Именно так и произошло с тем самым маленьким мальчиком, которого нарекли именем Тисту, даже не испросив при этом его собственного согласия.
Глава вторая, в которой говориться и о самом Тисту, и о его родителях, и о Сверкающем доме
Волосы у Тисту были белокурые, вьющиеся на концах. Представьте себе целый водопад солнечных лучей, которые, падая на землю, образовали бы небольшой локон. У Тисту были большущие голубые глаза и розовые, свежие щечки. Его часто целовали.
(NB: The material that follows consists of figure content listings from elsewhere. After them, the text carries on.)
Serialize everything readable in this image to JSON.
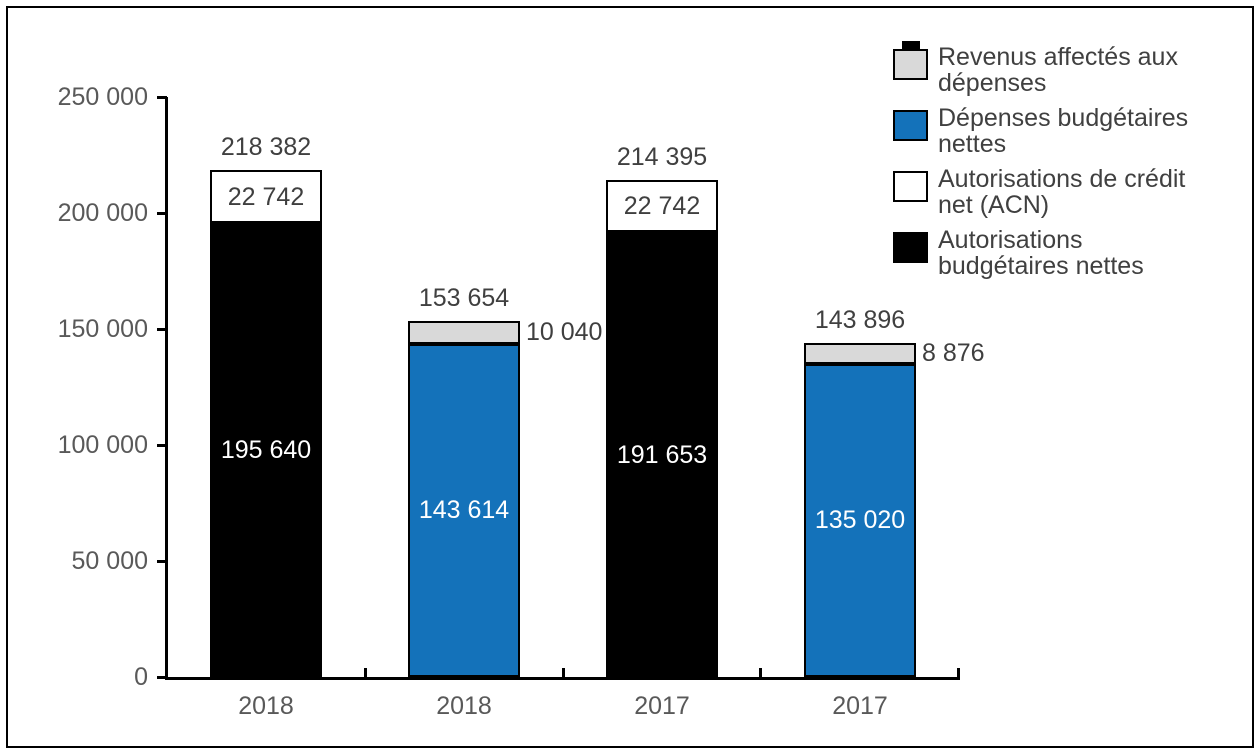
{
  "figure": {
    "background": "#ffffff",
    "frame_border_color": "#000000"
  },
  "chart_data": {
    "type": "bar",
    "stacked": true,
    "title": "",
    "xlabel": "",
    "ylabel": "",
    "grid": false,
    "categories": [
      "2018",
      "2018",
      "2017",
      "2017"
    ],
    "y_axis": {
      "min": 0,
      "max": 250000,
      "tick_interval": 50000,
      "ticks": [
        {
          "value": 0,
          "label": "0"
        },
        {
          "value": 50000,
          "label": "50 000"
        },
        {
          "value": 100000,
          "label": "100 000"
        },
        {
          "value": 150000,
          "label": "150 000"
        },
        {
          "value": 200000,
          "label": "200 000"
        },
        {
          "value": 250000,
          "label": "250 000"
        }
      ]
    },
    "bars": [
      {
        "category": "2018",
        "total": 218382,
        "total_label": "218 382",
        "segments": [
          {
            "series": "Autorisations budgétaires nettes",
            "value": 195640,
            "label": "195 640",
            "color": "#000000",
            "label_color": "#ffffff",
            "label_placement": "inside"
          },
          {
            "series": "Autorisations de crédit net (ACN)",
            "value": 22742,
            "label": "22 742",
            "color": "#ffffff",
            "label_color": "#3f3f3f",
            "label_placement": "inside"
          }
        ]
      },
      {
        "category": "2018",
        "total": 153654,
        "total_label": "153 654",
        "segments": [
          {
            "series": "Dépenses budgétaires nettes",
            "value": 143614,
            "label": "143 614",
            "color": "#1472ba",
            "label_color": "#ffffff",
            "label_placement": "inside"
          },
          {
            "series": "Revenus affectés aux dépenses",
            "value": 10040,
            "label": "10 040",
            "color": "#d9d9d9",
            "label_color": "#3f3f3f",
            "label_placement": "outside-right"
          }
        ]
      },
      {
        "category": "2017",
        "total": 214395,
        "total_label": "214 395",
        "segments": [
          {
            "series": "Autorisations budgétaires nettes",
            "value": 191653,
            "label": "191 653",
            "color": "#000000",
            "label_color": "#ffffff",
            "label_placement": "inside"
          },
          {
            "series": "Autorisations de crédit net (ACN)",
            "value": 22742,
            "label": "22 742",
            "color": "#ffffff",
            "label_color": "#3f3f3f",
            "label_placement": "inside"
          }
        ]
      },
      {
        "category": "2017",
        "total": 143896,
        "total_label": "143 896",
        "segments": [
          {
            "series": "Dépenses budgétaires nettes",
            "value": 135020,
            "label": "135 020",
            "color": "#1472ba",
            "label_color": "#ffffff",
            "label_placement": "inside"
          },
          {
            "series": "Revenus affectés aux dépenses",
            "value": 8876,
            "label": "8 876",
            "color": "#d9d9d9",
            "label_color": "#3f3f3f",
            "label_placement": "outside-right"
          }
        ]
      }
    ],
    "legend": {
      "position": "top-right",
      "items": [
        {
          "label": "Revenus affectés aux dépenses",
          "color": "#d9d9d9",
          "border": "#000000",
          "cap": true
        },
        {
          "label": "Dépenses budgétaires nettes",
          "color": "#1472ba",
          "border": "#000000",
          "cap": false
        },
        {
          "label": "Autorisations de crédit net (ACN)",
          "color": "#ffffff",
          "border": "#000000",
          "cap": false
        },
        {
          "label": "Autorisations budgétaires nettes",
          "color": "#000000",
          "border": "#000000",
          "cap": false
        }
      ]
    },
    "colors": {
      "axis": "#000000",
      "tick_label_text": "#595959",
      "data_label_text": "#404040",
      "inside_dark_label_text": "#ffffff"
    }
  }
}
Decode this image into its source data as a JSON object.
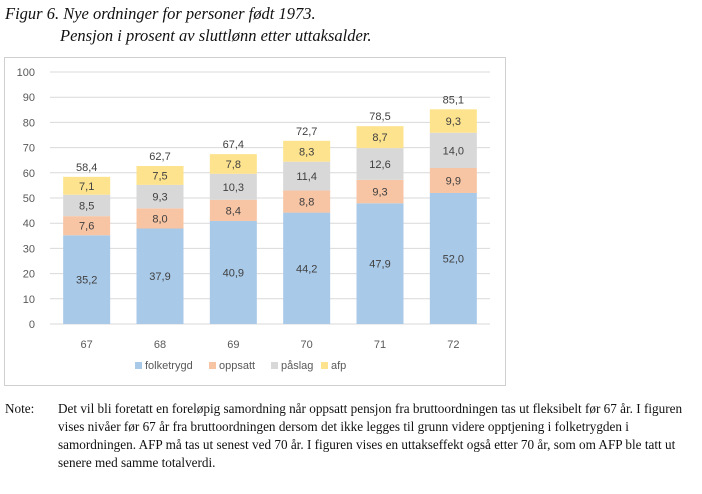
{
  "figure": {
    "title": "Figur 6. Nye ordninger for personer født 1973.",
    "subtitle": "Pensjon i prosent av sluttlønn etter uttaksalder."
  },
  "note": {
    "label": "Note:",
    "text": "Det vil bli foretatt en foreløpig samordning når oppsatt pensjon fra bruttoordningen tas ut fleksibelt før 67 år. I figuren vises nivåer før 67 år fra bruttoordningen dersom det ikke legges til grunn videre opptjening i folketrygden i samordningen. AFP må tas ut senest ved 70 år. I figuren vises en uttakseffekt også etter 70 år, som om AFP ble tatt ut senere med samme totalverdi."
  },
  "chart_data": {
    "type": "bar",
    "stacked": true,
    "categories": [
      "67",
      "68",
      "69",
      "70",
      "71",
      "72"
    ],
    "series": [
      {
        "name": "folketrygd",
        "color": "#a9c9e8",
        "values": [
          35.2,
          37.9,
          40.9,
          44.2,
          47.9,
          52.0
        ],
        "labels": [
          "35,2",
          "37,9",
          "40,9",
          "44,2",
          "47,9",
          "52,0"
        ]
      },
      {
        "name": "oppsatt",
        "color": "#f7c4a4",
        "values": [
          7.6,
          8.0,
          8.4,
          8.8,
          9.3,
          9.9
        ],
        "labels": [
          "7,6",
          "8,0",
          "8,4",
          "8,8",
          "9,3",
          "9,9"
        ]
      },
      {
        "name": "påslag",
        "color": "#d8d8d8",
        "values": [
          8.5,
          9.3,
          10.3,
          11.4,
          12.6,
          14.0
        ],
        "labels": [
          "8,5",
          "9,3",
          "10,3",
          "11,4",
          "12,6",
          "14,0"
        ]
      },
      {
        "name": "afp",
        "color": "#fde38e",
        "values": [
          7.1,
          7.5,
          7.8,
          8.3,
          8.7,
          9.3
        ],
        "labels": [
          "7,1",
          "7,5",
          "7,8",
          "8,3",
          "8,7",
          "9,3"
        ]
      }
    ],
    "totals": [
      58.4,
      62.7,
      67.4,
      72.7,
      78.5,
      85.1
    ],
    "total_labels": [
      "58,4",
      "62,7",
      "67,4",
      "72,7",
      "78,5",
      "85,1"
    ],
    "yticks": [
      "0",
      "10",
      "20",
      "30",
      "40",
      "50",
      "60",
      "70",
      "80",
      "90",
      "100"
    ],
    "ylim": [
      0,
      100
    ],
    "grid": true,
    "legend_position": "bottom"
  }
}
Недаром взрослые — особенно те, у которых глубоко вырезанные темноватые ноздри, морщины на лбу и волосатые уши, — то и дело целуют малышей в их свежие щечки. Они уверяют, будто при этом малыши испытывают истинное удовольствие; это тоже один из их готовых взглядов. На самом же деле это им, взрослым, приятно целовать крошек в свежие щечки, и те весьма охотно доставляют им подобное удовольствие.
— Ах, какой премиленький мальчик!
Но Тисту от этого не испытывал ни малейшей гордости. Красота казалась ему вещью самой обыденной. Он даже удивлялся, что не все мужчины и женщины, не все дети по ходят на его родителей и на него самого.
И все потому, что родители его — поспешим, кстати, сказать об этом были необыкновенно хороши собой, и Тисту, глядя на них, привык думать, что не такая уж сложная штука — быть красивым. Если же он на тыкался на какое-нибудь уродство, то оно казалось ему исключением или же несправедливостью.